Note that the argument dir is set to the current directory. You will find the final ED2 file there. More importantly though you will find the .Rds file within the same directory.

17.5.1.2.0.2 Example 3 Pool Initial Condition files

If you have pool vegetation data, you’ll need the pool_ic_list2netcdf.R function to convert the pool data into PEcAn standard.

The function stands alone and requires that you provide a named list of netcdf dimensions and values, and a named list of variables and values. Names and units need to match the standard_vars.csv table found here.

#Create a list object with necessary dimensions for your site
input<-list()
dims<- list(lat=-115,lon=45, time= 1)
variables<- list(SoilResp=8,TotLivBiom=295)
input$dims <- dims
input$vals <- variables

Once this is done, set outdir to where you’d like the file to write out to and a siteid. Siteid in this can be used as an file name identifier. Once part of the automated workflow siteid will reflect the site id within the BET db.

outdir  <- "."
siteid <- 772
pool_ic_list2netcdf(input = input, outdir = outdir, siteid = siteid)

You should now have a netcdf file with initial conditions.

17.5.1.3 Soil Data

17.5.1.3.0.1 Example 1: Converting Data in hand

Local data that has the correct names and units can easily be written out in PEcAn standard using the function soil2netcdf.
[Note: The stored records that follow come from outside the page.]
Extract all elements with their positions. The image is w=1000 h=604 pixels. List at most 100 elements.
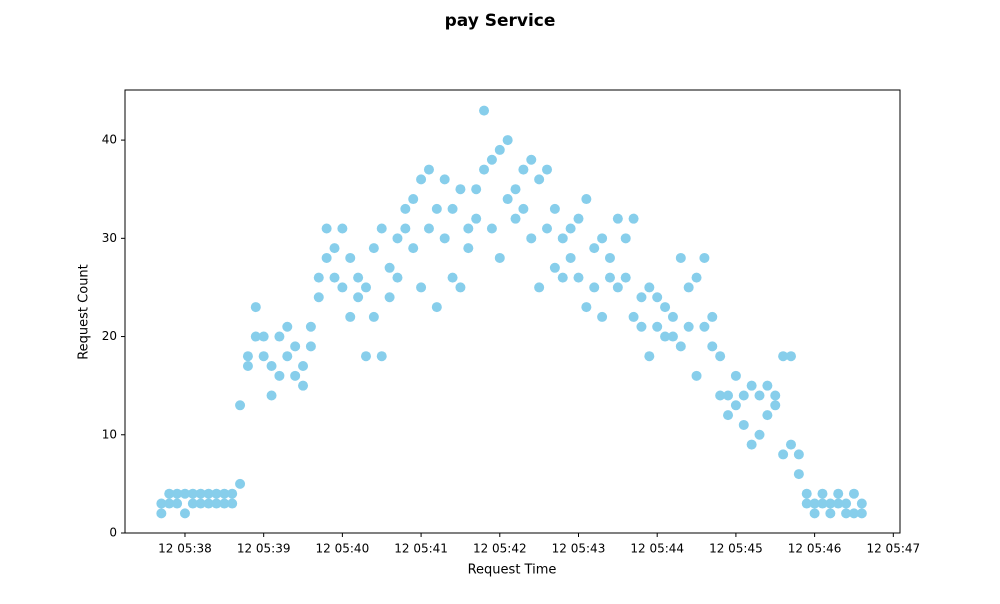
point <box>400 223 411 234</box>
point <box>652 321 663 332</box>
x-axis-label: Request Time <box>468 563 557 578</box>
point <box>266 361 277 372</box>
point <box>660 331 671 342</box>
y-tick-label: 40 <box>102 133 117 147</box>
point <box>667 311 678 322</box>
point <box>801 488 812 499</box>
point <box>250 331 261 342</box>
point <box>715 390 726 401</box>
point <box>683 321 694 332</box>
point <box>841 498 852 509</box>
x-tick-label: 12 05:46 <box>788 542 842 556</box>
point <box>313 292 324 303</box>
point <box>510 184 521 195</box>
point <box>856 508 867 519</box>
point <box>416 174 427 185</box>
point <box>785 351 796 362</box>
point <box>282 321 293 332</box>
point <box>423 223 434 234</box>
point <box>376 351 387 362</box>
point <box>699 321 710 332</box>
point <box>549 262 560 273</box>
point <box>227 488 238 499</box>
point <box>471 213 482 224</box>
point <box>376 223 387 234</box>
point <box>770 400 781 411</box>
point <box>754 429 765 440</box>
point <box>738 419 749 430</box>
point <box>423 164 434 175</box>
point <box>203 488 214 499</box>
point <box>628 213 639 224</box>
point <box>266 390 277 401</box>
point <box>597 233 608 244</box>
point <box>636 292 647 303</box>
point <box>683 282 694 293</box>
point <box>746 380 757 391</box>
point <box>408 243 419 254</box>
point <box>250 302 261 313</box>
point <box>463 243 474 254</box>
x-tick-label: 12 05:40 <box>316 542 370 556</box>
point <box>762 380 773 391</box>
point <box>329 243 340 254</box>
point <box>353 292 364 303</box>
point <box>195 488 206 499</box>
point <box>172 498 183 509</box>
point <box>817 488 828 499</box>
point <box>353 272 364 283</box>
point <box>164 498 175 509</box>
point <box>360 351 371 362</box>
point <box>715 351 726 362</box>
point <box>494 144 505 155</box>
point <box>848 508 859 519</box>
x-tick-label: 12 05:38 <box>158 542 212 556</box>
point <box>242 351 253 362</box>
point <box>825 498 836 509</box>
point <box>644 282 655 293</box>
point <box>565 223 576 234</box>
point <box>502 194 513 205</box>
point <box>510 213 521 224</box>
point <box>691 370 702 381</box>
point <box>164 488 175 499</box>
point <box>408 194 419 205</box>
point <box>604 272 615 283</box>
point <box>841 508 852 519</box>
point <box>675 252 686 263</box>
point <box>534 174 545 185</box>
point <box>785 439 796 450</box>
point <box>502 135 513 146</box>
point <box>652 292 663 303</box>
point <box>526 233 537 244</box>
point <box>282 351 293 362</box>
point <box>597 311 608 322</box>
point <box>479 164 490 175</box>
point <box>368 243 379 254</box>
point <box>203 498 214 509</box>
point <box>431 302 442 313</box>
point <box>172 488 183 499</box>
point <box>494 252 505 263</box>
point <box>486 154 497 165</box>
point <box>447 272 458 283</box>
point <box>242 361 253 372</box>
point <box>455 282 466 293</box>
point <box>581 194 592 205</box>
point <box>793 469 804 480</box>
point <box>479 105 490 116</box>
point <box>699 252 710 263</box>
point <box>667 331 678 342</box>
point <box>754 390 765 401</box>
point <box>620 272 631 283</box>
point <box>455 184 466 195</box>
y-axis-label: Request Count <box>77 264 92 360</box>
point <box>345 311 356 322</box>
point <box>187 488 198 499</box>
point <box>439 174 450 185</box>
point <box>738 390 749 401</box>
point <box>730 370 741 381</box>
point <box>833 498 844 509</box>
point <box>305 321 316 332</box>
point <box>187 498 198 509</box>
soil.data <- list(volume_fraction_of_sand_in_soil = c(0.3,0.4,0.5),
                  volume_fraction_of_clay_in_soil = c(0.3,0.3,0.3),
                  soil_depth = c(0.2,0.5,1.0))
                         
soil2netcdf(soil.data,"soil.nc")

At the moment this file would need to be inserted into Inputs manually. By default, this function also calls soil_params, which will estimate a number of hydraulic and thermal parameters from texture. Be aware that at the moment not all model couplers are yet set up to read this file and/or convert it to model-specific formats.

17.5.1.3.0.2 Example 2: Converting PalEON data

In addition to location-specific soil data, PEcAn can extract soil texture information from the PalEON regional soil product, which itself is a subset of the MsTMIP Unified North American Soil Map. If this product is installed on your machine, the appropriate step in the do_conversions workflow is enabled by adding the following tag under <inputs> in your pecan.xml

   <soil>
     <id>1000012896</id>
   </soil>

In the future we aim to extend this extraction to a wider range of soil products.